I'm trying to split a paragraph into series of sentences such that each sentence group stays under N characters. In case of a single sentence that is longer than N, it should be split into chunks with punctuation marks or spaces as separators.
E.g., if N = 50, then the following string
"Lorem ipsum, consectetur elit. Donec ut ligula. Sed acumsan posuere tristique. Sed et tristique sem. Aenean sollicitudin, sapien sodales elementum blandit. Fusce urna libero blandit eu aliquet ac rutrum vel tortor."
would become
["Lorem ipsum, consectetur elit. Donec ut ligula.", "Sed acumsan posuere tristique.", "Sed et tristique sem.", "Aenean sollicitudin,", "sapien sodales elementum blandit.", "Fusce urna libero blandit eu aliquet ac rutrum vel", "tortor."]

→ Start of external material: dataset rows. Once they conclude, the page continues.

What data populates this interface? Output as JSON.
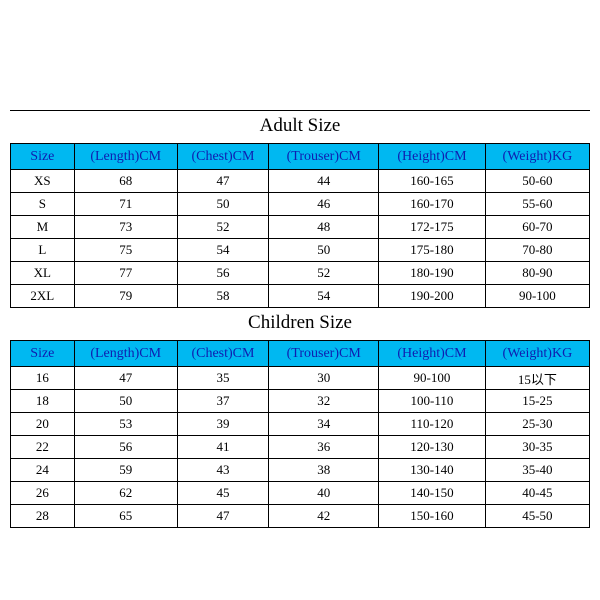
{
  "colors": {
    "header_bg": "#00b8f1",
    "header_text": "#0f1db0",
    "cell_text": "#000000",
    "border": "#000000",
    "page_bg": "#ffffff"
  },
  "typography": {
    "title_fontsize": 19,
    "header_fontsize": 14,
    "cell_fontsize": 13,
    "font_family": "Times New Roman / SimSun"
  },
  "columns": [
    {
      "key": "size",
      "label": "Size",
      "width_pct": 11
    },
    {
      "key": "length",
      "label": "(Length)CM",
      "width_pct": 17.8
    },
    {
      "key": "chest",
      "label": "(Chest)CM",
      "width_pct": 15.8
    },
    {
      "key": "trouser",
      "label": "(Trouser)CM",
      "width_pct": 19
    },
    {
      "key": "height",
      "label": "(Height)CM",
      "width_pct": 18.4
    },
    {
      "key": "weight",
      "label": "(Weight)KG",
      "width_pct": 18
    }
  ],
  "tables": [
    {
      "title": "Adult Size",
      "rows": [
        [
          "XS",
          "68",
          "47",
          "44",
          "160-165",
          "50-60"
        ],
        [
          "S",
          "71",
          "50",
          "46",
          "160-170",
          "55-60"
        ],
        [
          "M",
          "73",
          "52",
          "48",
          "172-175",
          "60-70"
        ],
        [
          "L",
          "75",
          "54",
          "50",
          "175-180",
          "70-80"
        ],
        [
          "XL",
          "77",
          "56",
          "52",
          "180-190",
          "80-90"
        ],
        [
          "2XL",
          "79",
          "58",
          "54",
          "190-200",
          "90-100"
        ]
      ]
    },
    {
      "title": "Children Size",
      "rows": [
        [
          "16",
          "47",
          "35",
          "30",
          "90-100",
          "15以下"
        ],
        [
          "18",
          "50",
          "37",
          "32",
          "100-110",
          "15-25"
        ],
        [
          "20",
          "53",
          "39",
          "34",
          "110-120",
          "25-30"
        ],
        [
          "22",
          "56",
          "41",
          "36",
          "120-130",
          "30-35"
        ],
        [
          "24",
          "59",
          "43",
          "38",
          "130-140",
          "35-40"
        ],
        [
          "26",
          "62",
          "45",
          "40",
          "140-150",
          "40-45"
        ],
        [
          "28",
          "65",
          "47",
          "42",
          "150-160",
          "45-50"
        ]
      ]
    }
  ]
}
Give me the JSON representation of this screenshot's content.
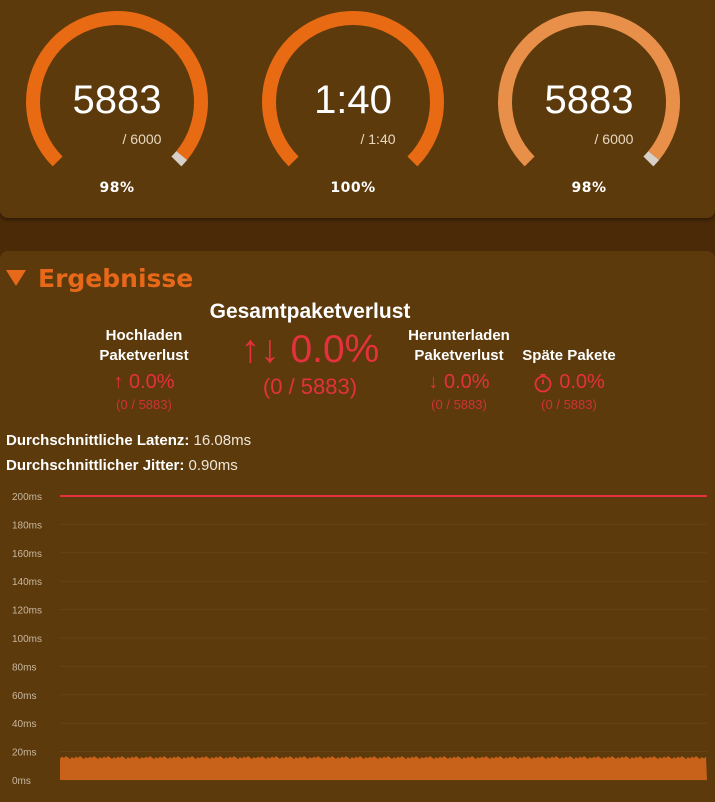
{
  "gauges": [
    {
      "value": "5883",
      "total": "/ 6000",
      "percent_label": "98%",
      "progress": 0.98,
      "color": "#e86a12"
    },
    {
      "value": "1:40",
      "total": "/ 1:40",
      "percent_label": "100%",
      "progress": 1.0,
      "color": "#e86a12"
    },
    {
      "value": "5883",
      "total": "/ 6000",
      "percent_label": "98%",
      "progress": 0.98,
      "color": "#e8904a"
    }
  ],
  "results": {
    "title": "Ergebnisse",
    "total_loss": {
      "label": "Gesamtpaketverlust",
      "value": "↑↓ 0.0%",
      "sub": "(0 / 5883)"
    },
    "upload_loss": {
      "label_line1": "Hochladen",
      "label_line2": "Paketverlust",
      "value": "↑ 0.0%",
      "sub": "(0 / 5883)"
    },
    "download_loss": {
      "label_line1": "Herunterladen",
      "label_line2": "Paketverlust",
      "value": "↓ 0.0%",
      "sub": "(0 / 5883)"
    },
    "late_packets": {
      "label": "Späte Pakete",
      "icon": "stopwatch-icon",
      "value": "0.0%",
      "sub": "(0 / 5883)"
    },
    "avg_latency": {
      "label": "Durchschnittliche Latenz:",
      "value": "16.08ms"
    },
    "avg_jitter": {
      "label": "Durchschnittlicher Jitter:",
      "value": "0.90ms"
    }
  },
  "colors": {
    "accent": "#e8681a",
    "loss_red": "#e4313d",
    "panel": "#5c3a0c",
    "background": "#4a2a07"
  },
  "chart_data": {
    "type": "area",
    "ylabel": "",
    "xlabel": "",
    "y_ticks": [
      "200ms",
      "180ms",
      "160ms",
      "140ms",
      "120ms",
      "100ms",
      "80ms",
      "60ms",
      "40ms",
      "20ms",
      "0ms"
    ],
    "ylim": [
      0,
      200
    ],
    "series": [
      {
        "values_approx": 16,
        "color": "#c8621a"
      }
    ],
    "threshold_line": {
      "value": 200,
      "color": "#e4313d"
    },
    "grid": true
  }
}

Are there any rails gems that could help me to achieve this? I looked at html_slicer, but I'm not sure it can handle the example above.
There are two non-trivial tasks to achieve what you are after:
- splitting a string into sentences
- and word-wrapping each sentence with extra care for punctuation.

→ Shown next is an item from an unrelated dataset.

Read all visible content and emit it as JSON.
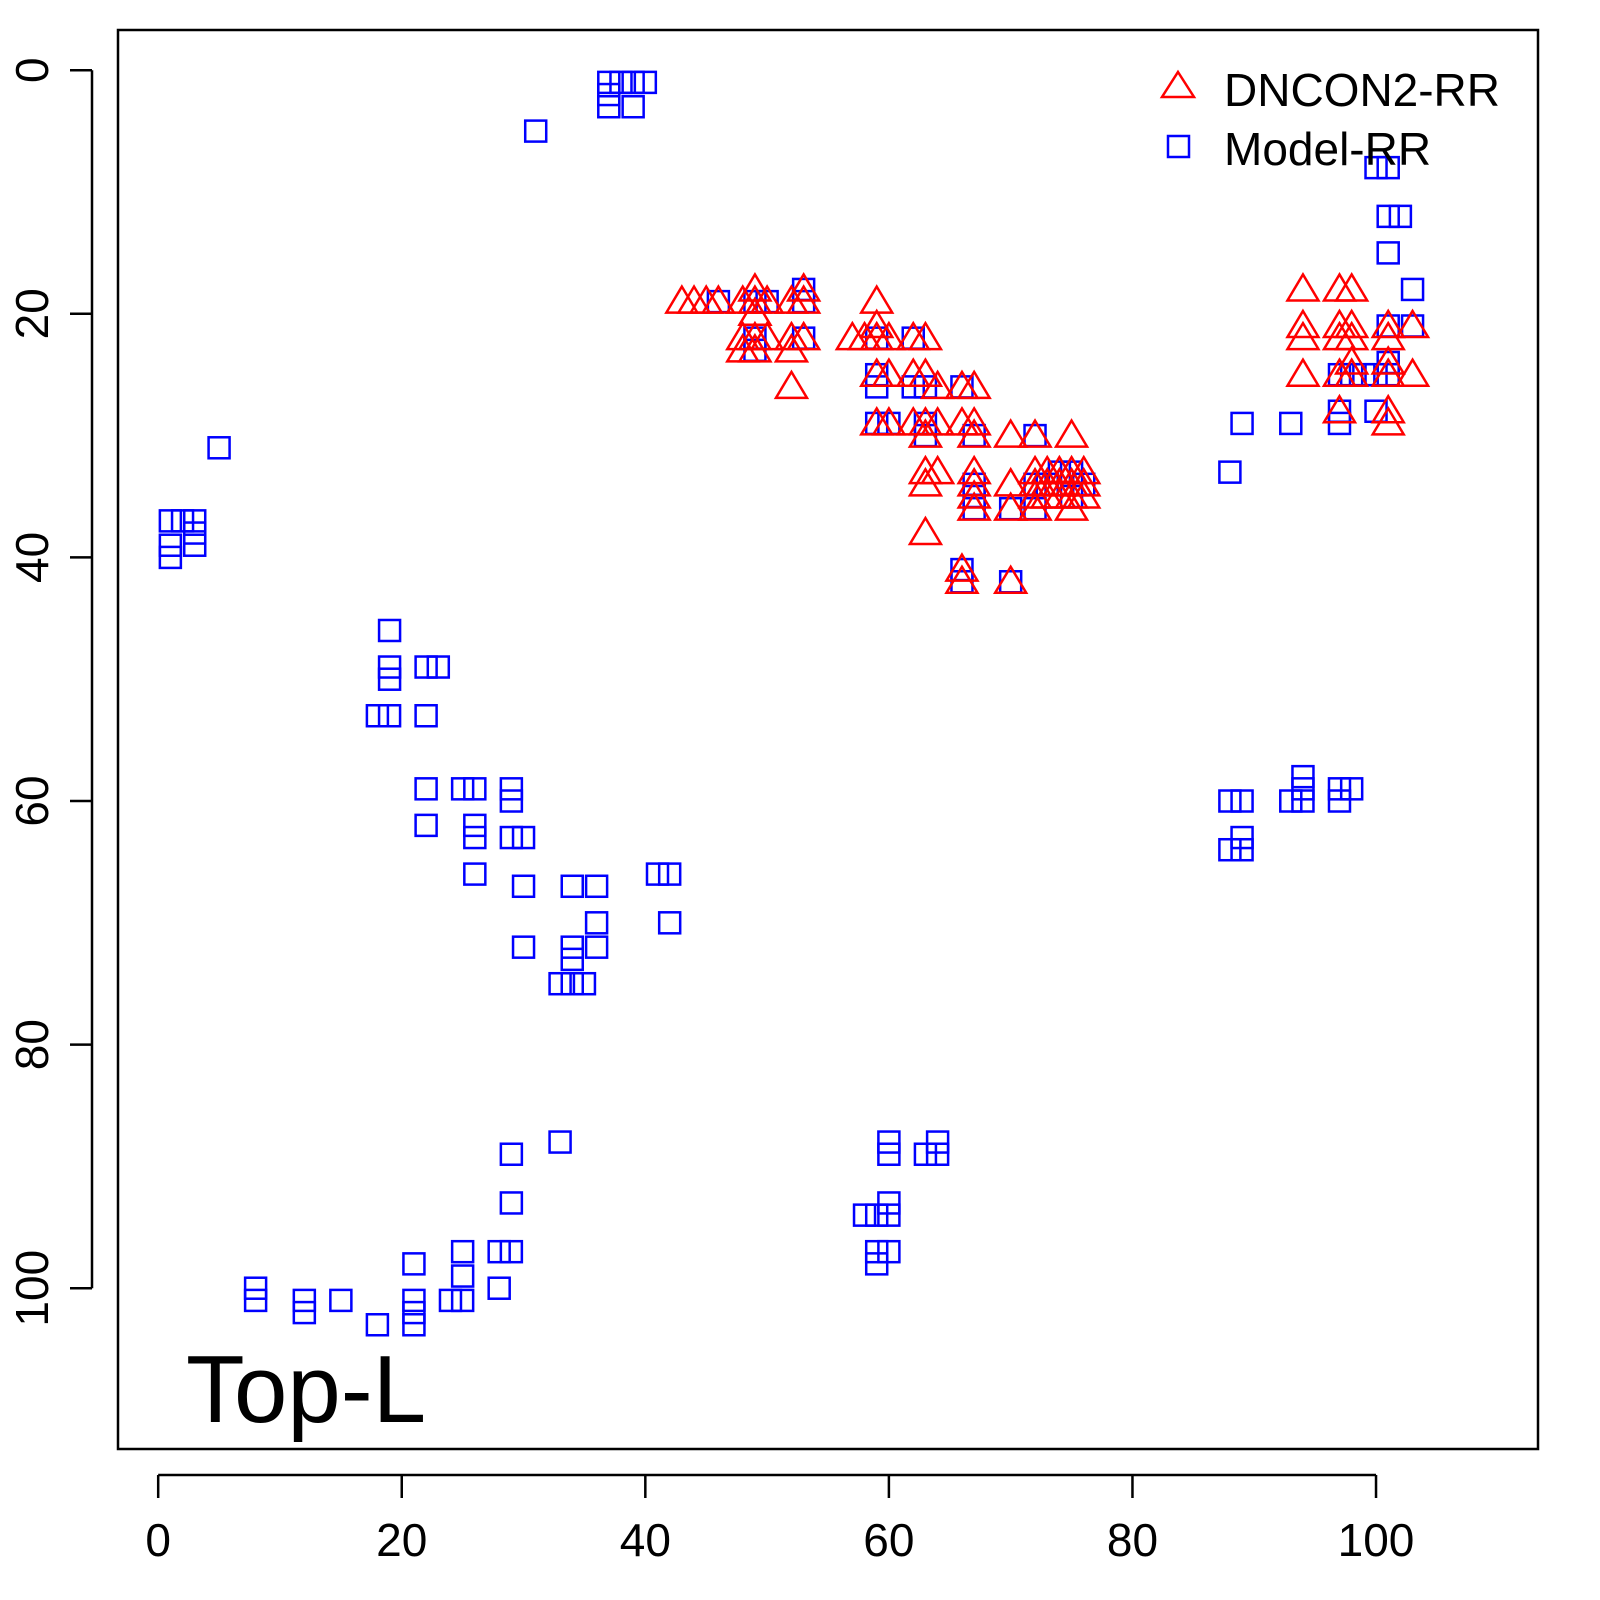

I think the first one is not easy to implement from scratch so your best bet might just be to use natural language processing libraries provided that your "third-party language processing service" doesn't have such a feature. I don't know any "rails gem" to meet your requirement.
Here is just a toy example of splitting a string into sentences using stanford-core-nlp.
require 'stanford-core-nlp'
text = "Lorem ipsum, consectetur elit. Donec ut ligula. Sed acumsan posuere tristique. Sed et tristique sem. Aenean sollicitudin, sapien sodales elementum blandit. Fusce urna libero blandit eu aliquet ac rutrum vel tortor."
pipeline = StanfordCoreNLP.load(:tokenize, :ssplit)
a = StanfordCoreNLP::Annotation.new(text)
pipeline.annotate(a)
sentenses = a.get(:sentences).to_a.map &:to_s # Map with to_s if you want an array of sentence string.
# => ["Lorem ipsum, consectetur elit.", "Donec ut ligula.", "Sed acumsan posuere tristique.", "Sed et tristique sem.", "Aenean sollicitudin, sapien sodales elementum blandit.", "Fusce urna libero blandit eu aliquet ac rutrum vel tortor."]
The second problem is similar to word-wrapping and if it exactly were a word-wrapping problem, it should be easily solved using existing implementations like ActionView::Helpers::TextHelper.word_wrap.
However, there is an extra requirement concerning punctuations. I don't know any existing implementation to achieve exactly the same goal of yours. Maybe you have to come up with your own solution.
My only idea is to firstly word-wrap each sentence, secondly split each line with a punctuation and then join the pieces again but with limitation on length. I wonder if this would work though.